Although Sidney Thorne would like to have done so, she could not very well dismiss Shirley and all her works. Shirley was too bright in her lessons and making too much of an impression upon both girls and teachers. Shirley was a little more reserved than was quite natural to her because of these unusual circumstances, but she tried not to notice some of the little things that happened. Then that little fighting reserve, that is in most of us, came to the rescue, not to push her way, but to resist any influence that would quietly relegate her to the rear, so far as lessons or ordinary activities were concerned. She possessed the same qualities of leadership that Sidney had, though whether they were exercised among her classmates or not did not matter to her. Indeed, Shirley scarcely knew that she possessed it.
Other activities followed the picnic launch ride. Shirley played tennis, outdoor basketball and other active games, taking care not to join a group or team in which Sidney might be playing. But there were other girls, some of whom in the excitement of the games would call her Sidney and perhaps not know till the game was over that they had been playing with Shirley. Several times, when Shirley thought that some girl was speaking more freely of something than she would have done except before Sidney, Shirley smilingly reminded her with, “I am Shirley, remember.”
All this and the keen, though unobtrusive, interest which Shirley showed in everything connected with the school’s activities made the girls like her and trust to her sense of honor. She was fair in the games, though she tried to win, and she had the advantage over some of the girls in having come from a school where a spirit of real sportsmanship was fostered.
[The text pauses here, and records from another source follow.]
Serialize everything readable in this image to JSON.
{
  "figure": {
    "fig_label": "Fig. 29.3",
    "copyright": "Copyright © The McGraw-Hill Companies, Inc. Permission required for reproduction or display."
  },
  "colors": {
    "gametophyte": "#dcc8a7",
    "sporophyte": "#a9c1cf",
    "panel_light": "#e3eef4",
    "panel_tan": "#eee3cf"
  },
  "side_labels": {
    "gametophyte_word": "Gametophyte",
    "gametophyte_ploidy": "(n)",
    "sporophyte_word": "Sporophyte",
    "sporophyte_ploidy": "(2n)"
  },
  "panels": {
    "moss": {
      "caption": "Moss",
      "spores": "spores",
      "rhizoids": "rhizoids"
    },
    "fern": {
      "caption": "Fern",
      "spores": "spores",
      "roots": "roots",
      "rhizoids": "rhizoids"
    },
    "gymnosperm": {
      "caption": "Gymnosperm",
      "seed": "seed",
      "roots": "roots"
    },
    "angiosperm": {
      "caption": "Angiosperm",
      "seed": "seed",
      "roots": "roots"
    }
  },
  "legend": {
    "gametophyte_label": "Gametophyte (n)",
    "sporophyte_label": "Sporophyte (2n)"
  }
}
Shirley knew that and it made her less ready to resent any lack of it in the girls with whom she played.
But volley ball and all the other kinds of ball in the courts were played less as it grew colder and the fun of Hallowe’en drew near.
“Is the Double Three going to repeat the stunt of last year, Sidney?” asked Caroline Scott, the room-mate of the girl who thought that she and Caroline ought to make the Double Three into a Double Four.
Caroline and Sidney had never known each other very well in Chicago, though their fathers were associated somewhat in a business way and their mothers were in certain club work or church activities together. They had become better acquainted, though not intimately so, since they came to the same school.
“The Double Three never repeats,” laughed Sidney. “It’s the rest of you girls that’s made a club of us anyhow. We don’t acknowledge that the Double Three exists.”
“I see,” said Caroline, not believing that Sidney was at all in earnest. “Then you are going to get up your costumes each one on her own, I suppose.”
“I suppose so. I’ve sent to Mother for ideas, but the dean says that she’ll not allow any expensive costumes to be sent in and if we have any, we’ll have to make them, or use something we have. I’m very much provoked about it.”
“Couldn’t you have something simple made in Chicago, Sidney?”